Ecclestone nadal myśli o powrocie F1 do RPA

Brytyjczyk podzielił się także swoimi wątpliwościami co do organizacji drugiego wyścigu w USA.
21.12.1414:32
Nataniel Piórkowski
1748wyświetlenia

Bernie Ecclestone zapewnia, że pomimo niepowodzeń kilku ostatnich projektów, ciągle myśli o powrocie do kalendarza Formuły 1 rundy w Republice Południowej Afryki.

Królowa sportów motorowych po raz ostatni zawitała do RPA w sezonie 1993, gdy wyścig zorganizowano na torze Kyalami. Pomimo tego, że w grafiku mistrzostw coraz częściej pojawiają się państwa bliskiego i dalekiego wschodu, ambicją szefa FOM ciągle jest powrót F1 do Afryki.

Cztery lata temu, w wyniku negatywnej opinii na temat hałasu, upadł projekt zorganizowania ulicznego Grand Prix w Kapsztadzie. Ecclestone nie czuje się jednak zrażony niepowodzeniem. Staramy się doprowadzić do czegoś w Republice Południowej Afryki. Przyzwyczailiśmy się, że Formuła 1 organizowała tam wyścigi i dobrze byłoby wrócić w tę część świata.

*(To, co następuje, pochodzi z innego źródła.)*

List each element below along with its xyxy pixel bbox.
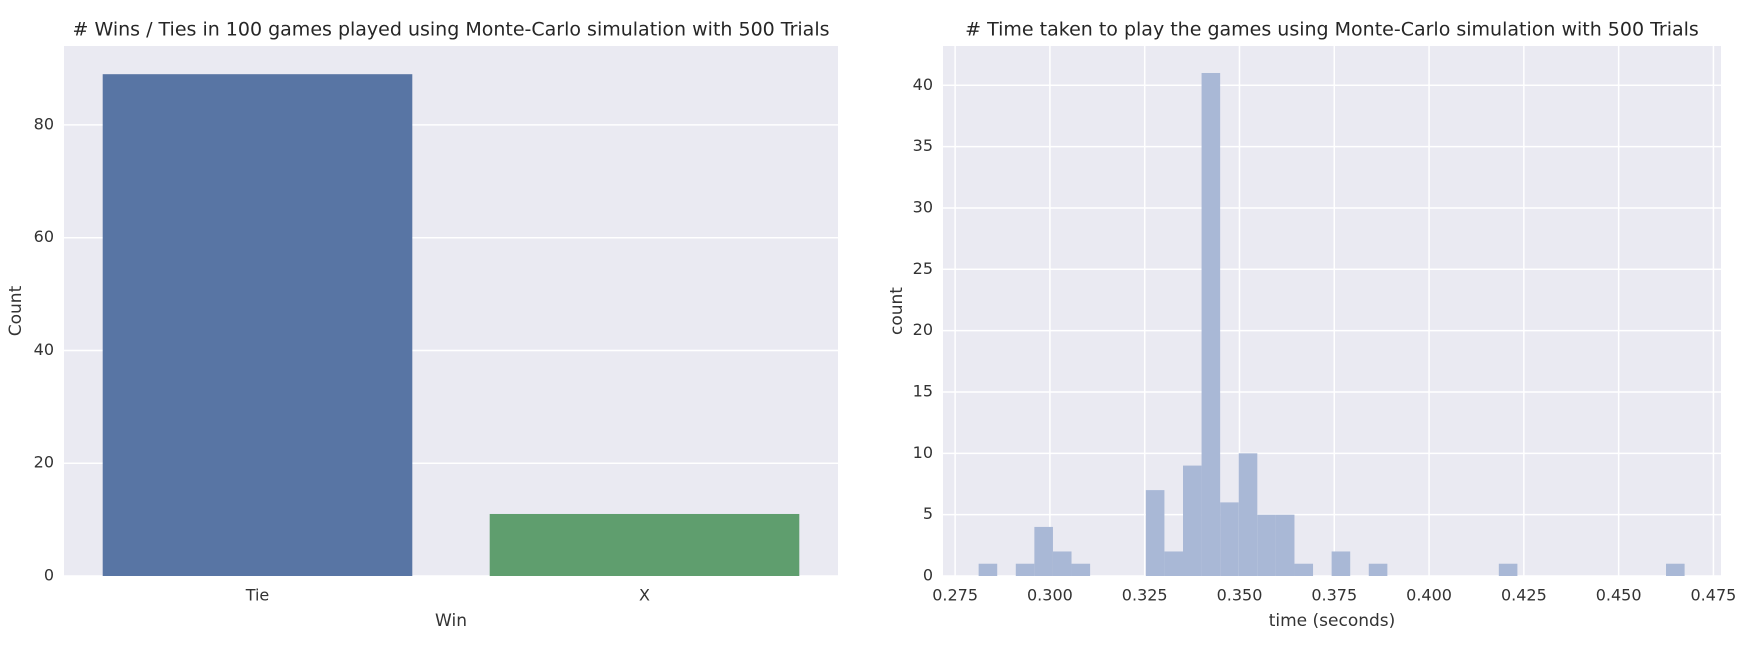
x-tick-label: 0.275 xyxy=(932,586,978,605)
histogram-bar xyxy=(1164,551,1183,576)
histogram-bar xyxy=(978,563,998,576)
histogram-bar xyxy=(1294,563,1314,576)
chart-title: # Wins / Ties in 100 games played using … xyxy=(72,19,829,41)
histogram-bar xyxy=(1275,514,1295,576)
x-tick-label: Tie xyxy=(245,586,270,605)
y-tick-label: 35 xyxy=(913,136,933,155)
x-tick-label: 0.300 xyxy=(1027,586,1073,605)
y-tick-label: 60 xyxy=(34,227,54,246)
x-tick-label: 0.350 xyxy=(1217,586,1263,605)
histogram-bar xyxy=(1015,563,1035,576)
y-tick-label: 40 xyxy=(913,75,933,94)
y-tick-label: 40 xyxy=(34,340,54,359)
y-tick-label: 80 xyxy=(34,114,54,133)
x-tick-label: 0.475 xyxy=(1691,586,1737,605)
plot-area xyxy=(943,46,1721,576)
y-axis-label: count xyxy=(887,287,907,335)
x-tick-label: 0.400 xyxy=(1406,586,1452,605)
x-tick-label: 0.450 xyxy=(1596,586,1642,605)
x-axis-label: Win xyxy=(435,611,467,631)
x-tick-label: 0.325 xyxy=(1122,586,1168,605)
histogram-bar xyxy=(1257,514,1276,576)
y-tick-label: 25 xyxy=(913,259,933,278)
x-axis-label: time (seconds) xyxy=(1269,611,1396,631)
x-tick-label: 0.425 xyxy=(1501,586,1547,605)
x-tick-label: X xyxy=(639,586,650,605)
y-tick-label: 20 xyxy=(913,320,933,339)
chart-title: # Time taken to play the games using Mon… xyxy=(965,19,1699,41)
y-tick-label: 15 xyxy=(913,381,933,400)
y-tick-label: 0 xyxy=(44,566,54,585)
histogram-bar xyxy=(1238,453,1258,576)
histogram-bar xyxy=(1182,465,1202,576)
histogram-bar xyxy=(1331,551,1351,576)
histogram-bar xyxy=(1071,563,1091,576)
bar xyxy=(489,513,800,576)
y-axis-label: Count xyxy=(6,285,26,336)
histogram-bar xyxy=(1368,563,1388,576)
histogram-bar xyxy=(1052,551,1072,576)
histogram-bar xyxy=(1666,563,1685,576)
bar xyxy=(102,74,413,576)
histogram-bar xyxy=(1498,563,1518,576)
x-tick-label: 0.375 xyxy=(1311,586,1357,605)
histogram-bar xyxy=(1145,490,1165,576)
histogram-bar xyxy=(1034,526,1053,576)
histogram-bar xyxy=(1201,72,1221,577)
y-tick-label: 10 xyxy=(913,443,933,462)
histogram-bar xyxy=(1220,502,1239,576)
y-tick-label: 30 xyxy=(913,197,933,216)
y-tick-label: 20 xyxy=(34,453,54,472)
y-tick-label: 5 xyxy=(923,504,933,523)
y-tick-label: 0 xyxy=(923,566,933,585)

Anglik odniósł się także do plotek związanych z dodaniem do kalendarza drugiego wyścigu w Stanach Zjednoczonych. Amerykanie chcą kolejnych wyścigów, ale osobiście wątpię, że na to pójdziemy - skwitował spekulacje związane z organizacją rund w New Jersey czy Las Vegas.

KOMENTARZE

6
Damos
21.12.2014 10:57
RPA...hehehe... ciekawe, ile dopłaci organizatorom do ochrony :) Jeśli nie wygra Hamilton - może być ciekawie: "he za good boy, he didn't do notin' "
Adam2iak
21.12.2014 08:00
[quote="Bernie Ecclestone"]Amerykanie chcą kolejnych wyścigów, ale osobiście wątpię, że na to pójdziemy[/quote] Świetna wiadomość. Nie ma sensu na siłę wpychać F1 do USA.
FuX08
21.12.2014 02:58
Ten pan niech myśli lepiej o emeryturze.
Ambrozya
21.12.2014 02:17
Spoko, kolejny Tilkodrom już jest zapewne w fazie projektów..
Driver X
21.12.2014 02:14
Jak Bernie chce powrotu F1 do Afryki, to na Kyalami. Tor wyremontowany jest przecież.
Sir Wolf
21.12.2014 01:51
"Cztery lata temu, w wyniku negatywnej opinii na temat hałasu, upadł projekt zorganizowania ulicznego Grand Prix w Kapsztadzie." No cóż, tym razem hałas im nie grozi.